Neues Modellquartier für Tübingen

Mit unserer Neustart-Genossenschaft wollen wir im Tübinger Süden, auf dem Marienburger Areal, ein großes, gemeinwohlorientiertes Wohn- und Lebensprojekt realisieren und damit das bekannte "Tübinger Modell" weiterentwickeln. Dafür haben wir in einem ersten Schritt Ideen für einen neuen Rahmenplan ausgearbeitet und konnten mit unserem Konzept die Stadt und den Gemeinderat überzeugen. Der neue Rahmenplan zeigt nicht mehr die übliche Blockrandbebauung des Französischen Viertels, sondern lässt Raum für neuartige Architektur- und Wohnformen.
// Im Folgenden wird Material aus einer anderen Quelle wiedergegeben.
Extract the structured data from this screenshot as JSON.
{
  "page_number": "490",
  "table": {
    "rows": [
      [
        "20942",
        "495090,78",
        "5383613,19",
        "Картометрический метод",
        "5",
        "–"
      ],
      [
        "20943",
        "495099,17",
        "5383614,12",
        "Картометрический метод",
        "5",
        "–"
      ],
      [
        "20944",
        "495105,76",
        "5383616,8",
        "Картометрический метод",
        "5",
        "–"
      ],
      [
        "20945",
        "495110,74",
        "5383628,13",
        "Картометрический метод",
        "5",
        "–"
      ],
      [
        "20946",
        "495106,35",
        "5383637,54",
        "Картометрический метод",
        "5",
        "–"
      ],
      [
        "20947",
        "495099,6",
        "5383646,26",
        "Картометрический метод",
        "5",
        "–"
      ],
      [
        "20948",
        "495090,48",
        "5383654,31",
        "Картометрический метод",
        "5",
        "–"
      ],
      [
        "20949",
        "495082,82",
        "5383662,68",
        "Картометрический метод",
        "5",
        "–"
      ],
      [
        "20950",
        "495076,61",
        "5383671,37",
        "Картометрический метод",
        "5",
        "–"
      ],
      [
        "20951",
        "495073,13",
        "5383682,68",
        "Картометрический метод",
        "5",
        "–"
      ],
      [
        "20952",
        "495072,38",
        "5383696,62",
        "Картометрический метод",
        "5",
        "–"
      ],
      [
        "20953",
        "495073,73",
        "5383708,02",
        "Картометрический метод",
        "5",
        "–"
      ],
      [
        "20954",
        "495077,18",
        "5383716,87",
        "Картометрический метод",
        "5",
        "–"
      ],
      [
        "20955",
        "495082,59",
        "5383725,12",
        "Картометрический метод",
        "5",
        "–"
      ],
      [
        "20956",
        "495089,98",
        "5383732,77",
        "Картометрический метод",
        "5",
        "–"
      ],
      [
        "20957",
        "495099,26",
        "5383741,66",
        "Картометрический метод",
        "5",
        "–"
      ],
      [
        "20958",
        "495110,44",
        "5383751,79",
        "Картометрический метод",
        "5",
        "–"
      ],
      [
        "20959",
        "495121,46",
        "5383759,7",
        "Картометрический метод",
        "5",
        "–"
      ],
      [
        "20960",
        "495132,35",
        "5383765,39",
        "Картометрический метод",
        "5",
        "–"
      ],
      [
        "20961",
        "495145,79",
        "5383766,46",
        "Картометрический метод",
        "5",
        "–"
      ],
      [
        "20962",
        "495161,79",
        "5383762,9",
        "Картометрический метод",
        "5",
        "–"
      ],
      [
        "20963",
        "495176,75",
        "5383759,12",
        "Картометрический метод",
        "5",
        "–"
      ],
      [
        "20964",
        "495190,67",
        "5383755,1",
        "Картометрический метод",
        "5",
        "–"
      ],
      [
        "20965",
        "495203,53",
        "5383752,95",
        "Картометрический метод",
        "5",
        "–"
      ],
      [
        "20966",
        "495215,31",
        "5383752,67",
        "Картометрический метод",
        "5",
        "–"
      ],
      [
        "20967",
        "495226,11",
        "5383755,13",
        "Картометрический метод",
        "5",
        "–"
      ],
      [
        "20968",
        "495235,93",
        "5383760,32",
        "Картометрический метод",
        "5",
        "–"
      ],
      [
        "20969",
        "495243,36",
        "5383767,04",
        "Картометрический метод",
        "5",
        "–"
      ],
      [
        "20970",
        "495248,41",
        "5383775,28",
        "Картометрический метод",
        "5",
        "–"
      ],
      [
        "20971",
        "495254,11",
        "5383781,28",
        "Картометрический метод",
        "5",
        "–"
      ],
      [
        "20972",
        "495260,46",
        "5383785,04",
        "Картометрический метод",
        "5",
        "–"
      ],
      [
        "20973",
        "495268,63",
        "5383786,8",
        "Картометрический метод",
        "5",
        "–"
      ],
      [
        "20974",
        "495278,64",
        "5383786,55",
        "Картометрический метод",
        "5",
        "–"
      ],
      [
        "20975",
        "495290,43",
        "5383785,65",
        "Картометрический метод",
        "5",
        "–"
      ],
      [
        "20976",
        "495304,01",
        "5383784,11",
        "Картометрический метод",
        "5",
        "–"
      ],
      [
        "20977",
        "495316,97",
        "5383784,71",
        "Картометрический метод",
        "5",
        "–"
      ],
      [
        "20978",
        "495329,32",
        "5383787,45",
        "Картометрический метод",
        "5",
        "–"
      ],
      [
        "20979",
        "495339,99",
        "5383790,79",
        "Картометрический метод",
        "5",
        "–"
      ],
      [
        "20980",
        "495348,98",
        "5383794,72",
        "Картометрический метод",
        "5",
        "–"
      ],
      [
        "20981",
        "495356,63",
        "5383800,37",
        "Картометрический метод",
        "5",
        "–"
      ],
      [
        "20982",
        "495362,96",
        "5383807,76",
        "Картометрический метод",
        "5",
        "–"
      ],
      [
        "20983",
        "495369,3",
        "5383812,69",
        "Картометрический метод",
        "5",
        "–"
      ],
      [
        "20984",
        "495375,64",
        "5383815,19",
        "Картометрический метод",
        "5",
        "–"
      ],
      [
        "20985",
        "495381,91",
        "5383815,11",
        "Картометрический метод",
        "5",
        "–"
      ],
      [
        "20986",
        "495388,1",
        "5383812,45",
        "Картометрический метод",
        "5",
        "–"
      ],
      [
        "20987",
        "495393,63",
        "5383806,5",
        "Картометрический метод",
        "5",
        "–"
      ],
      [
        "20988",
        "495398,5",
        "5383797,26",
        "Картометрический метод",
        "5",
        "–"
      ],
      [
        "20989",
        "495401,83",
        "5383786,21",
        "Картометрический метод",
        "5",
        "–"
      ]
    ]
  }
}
Mit unserem innovativen Konzept bestehend aus drei Gebäuden haben wir uns bei der Stadt um die Voroption für das Modellquartier Marienburger Areal als Ankerakteur*in beworben. Ankerakteur*in bedeutet, dass wir neben Wohnungen, wichtige soziale Einrichtungen für die Umgebung bereitstellen und managen. Die Vergabekommission für die Voroption tagt am 15. April 2024. Wir sind überzeugt, dass wir mit unserem Konzept den Zuschlag erhalten.

Warum reden wir von Weiterentwicklung des Tübinger Modells?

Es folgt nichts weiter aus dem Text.